Posted 4/22/2019 6:23 AM (GMT -6)
Hey Karen, I’m your girl! I hear you and I am mad as heck.
Sorry about your incarceration....how much time served do you think?
I was officially dx’ed in 2006 but know it existed long before then.
I’m 57 and feel pretty much like you. Not sure how to be positive for you or if it’s right to be. Being positive about such a thing sometimes for me adds insult to injury. You know as well as I that
there is nothing positive about something like this albatross running your life.
I know, I know, I can hear them.....but you have to be “positive”, which just means you have to dummy down your intellect until another day on the couch, probably alone, is a good thing because it is allowing your body the rest it needs...yadda, yadda, yadda.
I’m so done with that scene, it’s been a zillion years and nothing is good about having Lupus or any chronic life altering illness. It just sucks period. And I am not apologizing for feeling that way and no there is nothing wrong with my emotional state.
Having said that, what I do know is that there are very dear souls out there who are dealing with lots worse, it is for them I keep going. It is for them I work everyday to kick some Lupus @$$!
The way I do it? I guess by giving in to it. If I see it as the worst adversary that seems to want to antagonize me at every turn, I just don’t let it. I refuse to fight with it, it’s like working with the most difficult people you know, pointless. They are what the are and wasting time being nice nice to them doesn’t help so don’t waste time and energy on them....just let them go period.
They are what they are and Lupus is what it is. I guess that might be acceptance. Acceptance can take you far and it is a great pressure valve for the “mad”.
So a special ed teacher, how long? Bet you have some great tales to tell.
I am an office manager...well more or less now.
Some days I am a cat feeder, I have two fur people that are very funny one really old guy and one young I have funny stories about them too.

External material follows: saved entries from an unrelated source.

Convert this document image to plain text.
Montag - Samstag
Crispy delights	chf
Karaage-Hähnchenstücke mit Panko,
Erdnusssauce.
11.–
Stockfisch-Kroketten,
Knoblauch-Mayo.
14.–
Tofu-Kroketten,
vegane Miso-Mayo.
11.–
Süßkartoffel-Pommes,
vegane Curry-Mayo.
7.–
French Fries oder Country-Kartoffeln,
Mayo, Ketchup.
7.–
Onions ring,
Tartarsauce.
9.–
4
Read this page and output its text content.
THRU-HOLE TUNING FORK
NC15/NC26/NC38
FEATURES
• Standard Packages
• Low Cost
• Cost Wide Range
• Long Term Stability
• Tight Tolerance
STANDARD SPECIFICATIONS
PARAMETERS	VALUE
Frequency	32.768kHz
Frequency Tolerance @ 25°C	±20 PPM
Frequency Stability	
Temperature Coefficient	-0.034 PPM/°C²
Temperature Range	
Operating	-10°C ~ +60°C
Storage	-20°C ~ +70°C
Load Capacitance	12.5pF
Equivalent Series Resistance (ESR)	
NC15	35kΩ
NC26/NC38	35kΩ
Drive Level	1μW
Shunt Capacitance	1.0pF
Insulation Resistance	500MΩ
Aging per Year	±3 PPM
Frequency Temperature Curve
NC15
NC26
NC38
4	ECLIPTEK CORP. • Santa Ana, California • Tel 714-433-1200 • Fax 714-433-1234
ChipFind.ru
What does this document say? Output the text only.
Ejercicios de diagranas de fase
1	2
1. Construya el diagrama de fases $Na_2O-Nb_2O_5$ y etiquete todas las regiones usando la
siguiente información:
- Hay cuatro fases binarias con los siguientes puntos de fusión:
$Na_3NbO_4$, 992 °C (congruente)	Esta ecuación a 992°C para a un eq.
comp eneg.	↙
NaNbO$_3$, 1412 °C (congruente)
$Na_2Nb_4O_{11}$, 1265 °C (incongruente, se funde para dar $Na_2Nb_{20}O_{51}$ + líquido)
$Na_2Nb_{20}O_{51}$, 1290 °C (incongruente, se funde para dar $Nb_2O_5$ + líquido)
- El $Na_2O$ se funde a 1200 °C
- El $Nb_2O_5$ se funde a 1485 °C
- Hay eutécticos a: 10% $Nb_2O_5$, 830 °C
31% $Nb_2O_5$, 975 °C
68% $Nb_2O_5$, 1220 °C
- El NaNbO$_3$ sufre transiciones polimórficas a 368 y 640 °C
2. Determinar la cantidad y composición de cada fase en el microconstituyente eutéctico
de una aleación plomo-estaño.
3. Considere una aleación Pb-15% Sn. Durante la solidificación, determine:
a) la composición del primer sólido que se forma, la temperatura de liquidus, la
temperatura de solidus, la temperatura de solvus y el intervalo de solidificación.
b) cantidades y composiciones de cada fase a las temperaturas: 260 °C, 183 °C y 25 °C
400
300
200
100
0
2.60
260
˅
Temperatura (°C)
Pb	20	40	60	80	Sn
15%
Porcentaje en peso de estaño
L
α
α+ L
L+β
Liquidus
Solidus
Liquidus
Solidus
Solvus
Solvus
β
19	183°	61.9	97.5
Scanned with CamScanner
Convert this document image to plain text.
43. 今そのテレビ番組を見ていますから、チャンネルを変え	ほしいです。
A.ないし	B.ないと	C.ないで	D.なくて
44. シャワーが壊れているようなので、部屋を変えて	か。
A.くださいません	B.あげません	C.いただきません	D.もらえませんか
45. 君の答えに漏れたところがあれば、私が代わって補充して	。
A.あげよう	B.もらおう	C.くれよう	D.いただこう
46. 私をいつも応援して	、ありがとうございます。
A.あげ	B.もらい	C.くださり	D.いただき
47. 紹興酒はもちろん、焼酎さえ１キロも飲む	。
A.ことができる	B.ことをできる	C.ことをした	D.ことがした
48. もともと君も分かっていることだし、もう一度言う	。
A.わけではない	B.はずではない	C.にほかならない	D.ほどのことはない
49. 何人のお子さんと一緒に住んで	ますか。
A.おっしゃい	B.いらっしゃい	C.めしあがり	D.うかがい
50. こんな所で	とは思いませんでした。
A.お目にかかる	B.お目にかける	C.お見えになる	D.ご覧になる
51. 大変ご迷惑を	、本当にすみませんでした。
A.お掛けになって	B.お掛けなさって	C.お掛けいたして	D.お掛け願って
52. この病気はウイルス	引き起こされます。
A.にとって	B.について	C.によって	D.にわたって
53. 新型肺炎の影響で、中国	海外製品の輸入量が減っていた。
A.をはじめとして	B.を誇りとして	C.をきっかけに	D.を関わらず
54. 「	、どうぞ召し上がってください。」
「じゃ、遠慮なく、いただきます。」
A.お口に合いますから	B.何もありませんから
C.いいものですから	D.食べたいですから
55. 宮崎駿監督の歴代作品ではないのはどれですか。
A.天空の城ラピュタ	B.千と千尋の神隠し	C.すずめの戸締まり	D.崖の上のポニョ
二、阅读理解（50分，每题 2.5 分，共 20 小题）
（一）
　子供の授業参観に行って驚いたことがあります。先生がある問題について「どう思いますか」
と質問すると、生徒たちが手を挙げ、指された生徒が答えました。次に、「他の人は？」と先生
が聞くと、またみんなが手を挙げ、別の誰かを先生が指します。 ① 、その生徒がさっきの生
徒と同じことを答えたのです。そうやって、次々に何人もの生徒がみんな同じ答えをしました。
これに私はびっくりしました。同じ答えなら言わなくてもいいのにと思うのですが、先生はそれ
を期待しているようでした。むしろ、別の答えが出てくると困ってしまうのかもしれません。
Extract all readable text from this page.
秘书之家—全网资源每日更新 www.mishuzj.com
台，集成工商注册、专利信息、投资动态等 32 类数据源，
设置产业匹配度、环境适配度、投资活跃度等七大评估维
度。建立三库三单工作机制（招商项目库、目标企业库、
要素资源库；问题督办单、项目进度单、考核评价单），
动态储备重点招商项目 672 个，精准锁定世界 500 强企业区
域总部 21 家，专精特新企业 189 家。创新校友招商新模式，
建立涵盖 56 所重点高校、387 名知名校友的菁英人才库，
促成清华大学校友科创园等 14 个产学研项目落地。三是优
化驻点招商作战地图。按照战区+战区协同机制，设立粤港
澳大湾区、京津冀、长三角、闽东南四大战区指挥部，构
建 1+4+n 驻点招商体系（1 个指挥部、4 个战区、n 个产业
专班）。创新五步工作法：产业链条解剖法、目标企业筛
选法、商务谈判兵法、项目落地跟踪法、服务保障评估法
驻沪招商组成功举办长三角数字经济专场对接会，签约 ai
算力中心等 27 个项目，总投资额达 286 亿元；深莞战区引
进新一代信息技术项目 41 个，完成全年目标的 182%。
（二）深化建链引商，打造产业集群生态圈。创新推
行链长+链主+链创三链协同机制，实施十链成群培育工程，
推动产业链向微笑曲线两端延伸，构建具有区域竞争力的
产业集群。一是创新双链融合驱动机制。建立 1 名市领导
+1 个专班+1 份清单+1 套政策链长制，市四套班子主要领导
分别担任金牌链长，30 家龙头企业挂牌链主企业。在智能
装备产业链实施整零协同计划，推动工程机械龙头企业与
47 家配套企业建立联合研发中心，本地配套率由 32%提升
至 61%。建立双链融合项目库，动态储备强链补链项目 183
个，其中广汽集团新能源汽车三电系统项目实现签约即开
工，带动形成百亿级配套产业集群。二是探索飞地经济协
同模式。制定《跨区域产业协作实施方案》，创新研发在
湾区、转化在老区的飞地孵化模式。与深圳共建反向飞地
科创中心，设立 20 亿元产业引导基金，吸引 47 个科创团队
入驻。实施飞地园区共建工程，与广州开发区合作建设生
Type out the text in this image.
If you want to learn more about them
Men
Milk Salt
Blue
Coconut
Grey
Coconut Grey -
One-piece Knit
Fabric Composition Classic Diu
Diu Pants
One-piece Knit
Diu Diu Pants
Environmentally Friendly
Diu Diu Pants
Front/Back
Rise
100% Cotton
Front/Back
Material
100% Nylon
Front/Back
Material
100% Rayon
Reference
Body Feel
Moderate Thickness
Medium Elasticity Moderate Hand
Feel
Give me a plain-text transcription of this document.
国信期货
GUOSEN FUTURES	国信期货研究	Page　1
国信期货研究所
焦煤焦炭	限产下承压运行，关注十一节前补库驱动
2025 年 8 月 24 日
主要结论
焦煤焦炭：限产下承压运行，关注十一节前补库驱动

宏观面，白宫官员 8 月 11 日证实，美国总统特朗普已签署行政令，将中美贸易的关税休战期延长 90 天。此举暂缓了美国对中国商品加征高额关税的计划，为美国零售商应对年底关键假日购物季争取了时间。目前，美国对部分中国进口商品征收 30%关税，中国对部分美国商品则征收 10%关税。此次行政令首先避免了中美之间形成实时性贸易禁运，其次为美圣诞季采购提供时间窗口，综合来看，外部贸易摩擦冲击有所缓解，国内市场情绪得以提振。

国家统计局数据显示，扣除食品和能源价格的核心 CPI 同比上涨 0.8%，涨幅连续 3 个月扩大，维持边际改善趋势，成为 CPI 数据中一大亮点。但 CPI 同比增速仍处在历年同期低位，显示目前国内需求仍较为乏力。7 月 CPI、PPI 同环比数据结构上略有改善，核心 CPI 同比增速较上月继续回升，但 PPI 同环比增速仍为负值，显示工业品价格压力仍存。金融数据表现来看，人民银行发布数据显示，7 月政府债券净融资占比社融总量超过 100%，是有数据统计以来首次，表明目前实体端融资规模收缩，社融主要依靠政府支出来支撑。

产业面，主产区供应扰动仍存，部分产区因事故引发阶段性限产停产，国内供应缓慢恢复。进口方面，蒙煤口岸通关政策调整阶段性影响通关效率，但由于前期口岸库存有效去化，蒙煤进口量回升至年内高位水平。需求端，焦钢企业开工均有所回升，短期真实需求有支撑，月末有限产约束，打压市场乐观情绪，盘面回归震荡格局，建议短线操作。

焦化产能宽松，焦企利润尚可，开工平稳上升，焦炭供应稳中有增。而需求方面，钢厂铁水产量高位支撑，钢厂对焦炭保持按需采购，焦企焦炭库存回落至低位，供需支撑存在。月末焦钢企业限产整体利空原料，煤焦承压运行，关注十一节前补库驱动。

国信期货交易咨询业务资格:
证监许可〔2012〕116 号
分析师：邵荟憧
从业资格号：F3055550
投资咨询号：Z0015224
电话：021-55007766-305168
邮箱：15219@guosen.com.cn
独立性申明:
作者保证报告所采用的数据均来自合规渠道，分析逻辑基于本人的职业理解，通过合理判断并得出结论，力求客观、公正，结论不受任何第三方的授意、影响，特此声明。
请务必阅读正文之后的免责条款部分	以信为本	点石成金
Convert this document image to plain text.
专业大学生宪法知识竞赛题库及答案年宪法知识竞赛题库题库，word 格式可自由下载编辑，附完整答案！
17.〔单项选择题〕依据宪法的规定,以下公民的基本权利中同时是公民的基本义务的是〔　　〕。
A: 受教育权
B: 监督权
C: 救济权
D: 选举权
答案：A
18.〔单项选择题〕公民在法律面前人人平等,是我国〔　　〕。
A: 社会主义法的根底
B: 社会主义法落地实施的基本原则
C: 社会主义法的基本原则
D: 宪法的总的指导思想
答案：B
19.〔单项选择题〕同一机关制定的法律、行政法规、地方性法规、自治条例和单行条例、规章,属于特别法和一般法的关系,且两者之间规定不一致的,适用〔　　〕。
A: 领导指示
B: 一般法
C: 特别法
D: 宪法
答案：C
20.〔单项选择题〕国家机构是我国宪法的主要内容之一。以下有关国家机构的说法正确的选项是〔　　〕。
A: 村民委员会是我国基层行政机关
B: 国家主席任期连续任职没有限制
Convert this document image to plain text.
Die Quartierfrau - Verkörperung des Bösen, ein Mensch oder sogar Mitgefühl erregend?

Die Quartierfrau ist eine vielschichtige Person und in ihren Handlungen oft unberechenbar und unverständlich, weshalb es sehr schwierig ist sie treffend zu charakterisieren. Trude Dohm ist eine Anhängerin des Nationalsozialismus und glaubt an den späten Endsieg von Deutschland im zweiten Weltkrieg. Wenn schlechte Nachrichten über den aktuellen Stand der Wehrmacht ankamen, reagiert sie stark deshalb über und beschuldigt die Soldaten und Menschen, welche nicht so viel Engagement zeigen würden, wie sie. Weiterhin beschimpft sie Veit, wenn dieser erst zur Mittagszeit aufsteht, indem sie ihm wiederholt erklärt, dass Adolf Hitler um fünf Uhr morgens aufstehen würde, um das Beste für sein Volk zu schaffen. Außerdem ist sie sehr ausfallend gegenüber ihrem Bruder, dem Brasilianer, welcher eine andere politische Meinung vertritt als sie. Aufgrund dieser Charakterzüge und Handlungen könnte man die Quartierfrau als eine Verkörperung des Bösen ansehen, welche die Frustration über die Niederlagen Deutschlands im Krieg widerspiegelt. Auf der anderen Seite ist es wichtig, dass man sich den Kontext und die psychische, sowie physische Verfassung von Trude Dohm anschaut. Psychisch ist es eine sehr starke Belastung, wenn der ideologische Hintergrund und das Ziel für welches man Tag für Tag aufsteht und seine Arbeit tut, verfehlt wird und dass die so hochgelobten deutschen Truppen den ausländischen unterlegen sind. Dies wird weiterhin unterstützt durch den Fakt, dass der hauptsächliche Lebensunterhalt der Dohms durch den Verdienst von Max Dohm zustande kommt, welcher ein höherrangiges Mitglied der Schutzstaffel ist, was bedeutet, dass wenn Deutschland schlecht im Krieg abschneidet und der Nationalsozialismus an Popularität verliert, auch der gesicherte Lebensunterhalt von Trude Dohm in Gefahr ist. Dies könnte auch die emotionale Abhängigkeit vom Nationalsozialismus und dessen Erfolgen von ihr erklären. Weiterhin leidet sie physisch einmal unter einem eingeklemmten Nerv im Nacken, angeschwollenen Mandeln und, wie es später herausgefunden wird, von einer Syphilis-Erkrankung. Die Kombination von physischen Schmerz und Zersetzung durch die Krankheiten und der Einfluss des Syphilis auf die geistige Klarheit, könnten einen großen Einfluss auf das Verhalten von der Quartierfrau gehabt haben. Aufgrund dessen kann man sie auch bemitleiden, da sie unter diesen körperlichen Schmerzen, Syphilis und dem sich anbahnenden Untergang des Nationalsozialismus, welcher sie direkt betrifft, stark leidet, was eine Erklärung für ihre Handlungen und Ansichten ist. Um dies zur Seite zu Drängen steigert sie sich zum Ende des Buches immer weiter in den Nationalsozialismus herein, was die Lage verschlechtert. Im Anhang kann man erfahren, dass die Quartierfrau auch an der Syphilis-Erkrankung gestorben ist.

Some days I am a baker. Some days I am a landscape designer (just moved to a new home that needs some flora and fauna). Some days I do lunch at the local diner and groceries and a nap.
Some days I paint and create art. Some days I take long (slow) walks on my farm or on my elliptical and via my iPad walk cities all over the world.
Some days I visit a friend or someone who needs some help. Some days I listen to other people who have no idea about being me talk about their jobs, like their job is who they are.
Ever do that? Go to a gathering and listen to how many people define who they are by their job?
That is very interesting to me, knowing that one’s job is absolutely not who they are.....who they really are happens after hours.(or when you get dx’ed with Lupus)
Anyway hope this helps, keep being mad, it’s good for you, so is honesty, and finding out who you are and can be outside work.
Don’t forget to pay attention to the albatross, feed him your meds, drag him to the doctor if he needs to go, and give him some space and antagonize the heck out of him by not fighting with him.